I just want to let people know that sex addiction therapy and Sex Addiction Anonymous can work.

Sex addiction, like other addictions, is a chemical dependency and obsessive-compulsive disorder.  Sex addiction authority Patrick Carnes calls it a disease of escape.  Research shows that dependency on sex has to do with the neurotransmitter dopamine, and there may be a gene involved.   However, the brain and behaviors can change.  In many cases, there is a way to get out of the addiction cycle, which is actually a downward spiral.

Just over a year ago, I learned for a fact that my long time partner is a sex addict.  I had known that he had used prostitutes years ago, but we had gone to a family therapist for a while, and he said that he was not doing those things anymore.  However, as a doctor experienced with treating addicts told me later, “You can always count on an addict to lie.”

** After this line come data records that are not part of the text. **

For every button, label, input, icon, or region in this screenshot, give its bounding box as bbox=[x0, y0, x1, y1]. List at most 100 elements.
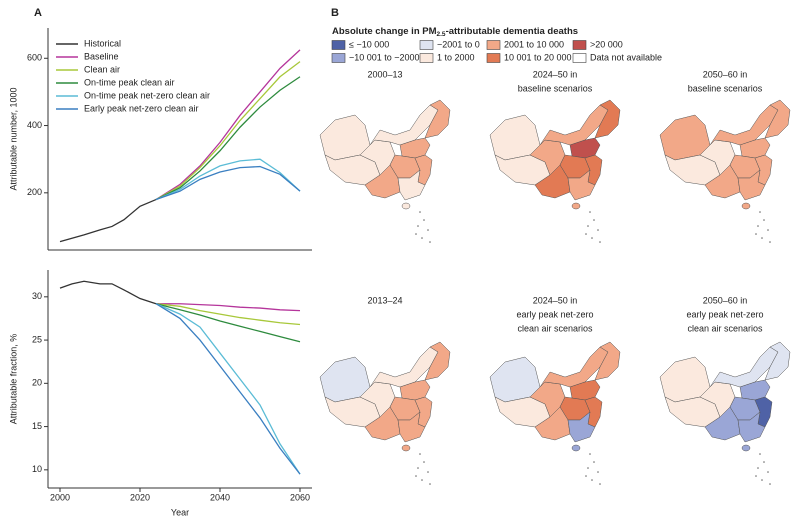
island bbox=[599, 483, 601, 485]
map-title: 2050–60 in bbox=[703, 295, 748, 305]
legend-label: On-time peak net-zero clean air bbox=[84, 90, 210, 100]
island bbox=[585, 475, 587, 477]
island bbox=[597, 471, 599, 473]
legend-label: Data not available bbox=[590, 52, 662, 62]
island bbox=[757, 467, 759, 469]
island bbox=[427, 229, 429, 231]
series-line bbox=[155, 303, 301, 326]
map bbox=[659, 341, 791, 485]
hainan bbox=[741, 202, 751, 210]
island bbox=[589, 453, 591, 455]
legend-swatch bbox=[572, 40, 587, 50]
island bbox=[759, 453, 761, 455]
island bbox=[427, 471, 429, 473]
island bbox=[591, 479, 593, 481]
island bbox=[417, 467, 419, 469]
island bbox=[589, 211, 591, 213]
series-line bbox=[59, 280, 157, 305]
x-tick-label: 2020 bbox=[130, 492, 150, 502]
island bbox=[429, 241, 431, 243]
y-tick-label: 400 bbox=[27, 120, 42, 130]
island bbox=[763, 461, 765, 463]
province bbox=[737, 169, 766, 201]
map-title: baseline scenarios bbox=[688, 83, 763, 93]
legend-swatch bbox=[419, 53, 434, 63]
province bbox=[369, 104, 439, 146]
province bbox=[539, 104, 609, 146]
province bbox=[397, 411, 426, 443]
map bbox=[319, 99, 451, 243]
series-line bbox=[155, 61, 301, 201]
province bbox=[539, 346, 609, 388]
map-title: 2050–60 in bbox=[703, 69, 748, 79]
legend-swatch bbox=[572, 53, 587, 63]
panel-label: B bbox=[331, 7, 339, 19]
island bbox=[423, 461, 425, 463]
island bbox=[423, 219, 425, 221]
island bbox=[755, 233, 757, 235]
map bbox=[659, 99, 791, 243]
legend-label: Clean air bbox=[84, 64, 120, 74]
y-axis-label: Attributable fraction, % bbox=[8, 334, 18, 425]
legend-label: 1 to 2000 bbox=[437, 52, 475, 62]
y-tick-label: 30 bbox=[32, 291, 42, 301]
island bbox=[587, 225, 589, 227]
hainan bbox=[401, 444, 411, 452]
legend-label: 10 001 to 20 000 bbox=[504, 52, 572, 62]
legend-swatch bbox=[486, 40, 501, 50]
x-tick-label: 2060 bbox=[290, 492, 310, 502]
legend-label: −2001 to 0 bbox=[437, 39, 480, 49]
legend-title-part: Absolute change in PM bbox=[332, 26, 437, 37]
series-line bbox=[59, 198, 157, 243]
province bbox=[567, 169, 596, 201]
island bbox=[767, 229, 769, 231]
y-tick-label: 15 bbox=[32, 421, 42, 431]
island bbox=[585, 233, 587, 235]
series-line bbox=[155, 303, 301, 475]
x-tick-label: 2000 bbox=[50, 492, 70, 502]
map-legend-title: Absolute change in PM2.5-attributable de… bbox=[332, 26, 578, 38]
island bbox=[763, 219, 765, 221]
legend-label: −10 001 to −2000 bbox=[349, 52, 420, 62]
province bbox=[397, 169, 426, 201]
legend-label: 2001 to 10 000 bbox=[504, 39, 564, 49]
map-title: 2024–50 in bbox=[533, 295, 578, 305]
island bbox=[769, 241, 771, 243]
province bbox=[594, 99, 621, 139]
province bbox=[424, 99, 451, 139]
island bbox=[421, 479, 423, 481]
island bbox=[757, 225, 759, 227]
province bbox=[764, 99, 791, 139]
series-line bbox=[155, 158, 301, 201]
island bbox=[769, 483, 771, 485]
legend-label: ≤ −10 000 bbox=[349, 39, 389, 49]
hainan bbox=[571, 202, 581, 210]
y-tick-label: 200 bbox=[27, 187, 42, 197]
island bbox=[415, 233, 417, 235]
map-title: baseline scenarios bbox=[518, 83, 593, 93]
map bbox=[319, 341, 451, 485]
province bbox=[594, 341, 621, 381]
y-tick-label: 20 bbox=[32, 378, 42, 388]
island bbox=[417, 225, 419, 227]
series-line bbox=[155, 303, 301, 475]
series-line bbox=[155, 303, 301, 343]
map-title: clean air scenarios bbox=[517, 323, 593, 333]
island bbox=[599, 241, 601, 243]
island bbox=[759, 211, 761, 213]
province bbox=[709, 104, 779, 146]
legend-label: On-time peak clean air bbox=[84, 77, 175, 87]
y-tick-label: 600 bbox=[27, 53, 42, 63]
province bbox=[369, 346, 439, 388]
panel-label: A bbox=[34, 7, 42, 19]
legend-title-part: -attributable dementia deaths bbox=[446, 26, 579, 37]
legend-label: Historical bbox=[84, 38, 121, 48]
legend-swatch bbox=[486, 53, 501, 63]
legend-label: Baseline bbox=[84, 51, 119, 61]
island bbox=[587, 467, 589, 469]
hainan bbox=[401, 202, 411, 210]
series-line bbox=[155, 165, 301, 201]
legend-title-sub: 2.5 bbox=[437, 31, 446, 38]
island bbox=[419, 453, 421, 455]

My partner is addicted to sex: he began using pornography he found in an older brother’s room at the age of eleven; he was much younger than his siblings, and was isolated, and an unpopular, bullied child at school.  He used pornography to escape from reality.  Addiction progresses.  Before the discovery a year ago, he sometimes spent 4-5 hours a day masturbating to internet pornography, frequented sex clubs and adult shops (they have booths for person-to-person sex encounters), and had sex with prostitutes whenever he could.  He was very familiar with the sex shops and clubs in the Willamette Valley and Portland.  He belonged to online prostitution online community sites, and frequently used Craig’s List Erotic Services and Casual Encounters areas, posting and responding to ads.  He went deeply into debt and kept going deeper.  Credit card companies hounded him.  His moods were erratic; he was depressed, angry, and uncommunicative.  He was barely employed.  He lied to everyone in order to keep his addiction secret.  He had nobody he could disclose to.  He pretended he was someone else.